A guerra da Rússia na Ucrânia deve dominar a reunião anual de líderes governamentais na Organização das Nações Unidas (ONU) em Nova York, embora países em desenvolvimento insistam que questões de saúde, suprimento global de alimentos e mudanças climáticas não sejam esquecidas, disseram autoridades.
Os eventos desta semana da Assembleia-geral da ONU serão mais parecidos com as reuniões tradicionais. Nos últimos dois anos, a pandemia de coronavírus provocou uma participação limitada ou principalmente online. O presidente dos Estados Unidos, Joe Biden, deve falar na quarta-feira depois de participar do funeral da rainha Elizabeth II.
Muitos países devem aumentar a pressão sobre a Rússia durante os procedimentos da semana. A França convocará uma reunião do Conselho de Segurança da ONU sobre a Ucrânia. Uma reunião na terça-feira analisará a escassez de alimentos, atribuída em parte à guerra. Vários líderes devem criticar a Rússia em discursos televisionados para a Assembleia Geral.
Contudo, nem o Conselho de Segurança nem outros órgão da ONU devem fazer quaisquer movimentos substantivos contra a Rússia. A Rússia mantém seu assento permanente e poder de veto no Conselho de Segurança, assim como a China, aliada de Moscou.
Dezenas de países, alguns dos quais dependem da Rússia para fornecimento de alimentos e energia, não aderiram à campanha de sanções do Ocidente e se abstiveram ou votaram “não” quando a Assembleia Geral aprovou resoluções este ano para condenar o ataque à Ucrânia.

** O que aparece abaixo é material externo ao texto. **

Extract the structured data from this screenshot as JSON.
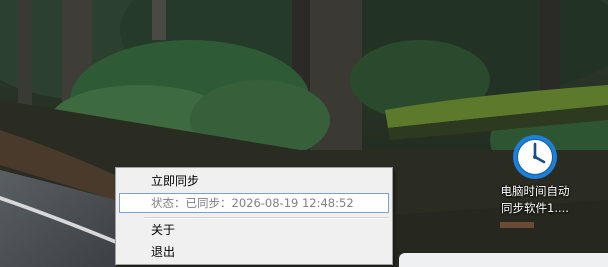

“Muitos outros países expressaram a preocupação de que, à medida que nos concentramos na Ucrânia, não estamos prestando atenção ao que está acontecendo em outras crises ao redor do mundo”, disse Linda Thomas-Greenfield, embaixadora dos EUA na ONU, a repórteres na sexta-feira. “Não vamos nos concentrar apenas na Ucrânia, mas não vamos ignorar a Ucrânia.”
Thomas-Greenfield disse que diplomatas querem progredir em temas como covid-19, varíola dos macacos, segurança alimentar e mudanças climáticas. O enfrentamento dessas questões foi dificultado pela guerra na Ucrânia e outros conflitos e por atritos entre as grandes potências.
A porta-voz da Casa Branca, Karine Jean-Pierre, não quis discutir os detalhes do discurso de Biden, que ainda está sendo revisado, mas autoridades esperam que ele anuncie mais ajuda alimentar e critique a Rússia por invadir um país vizinho.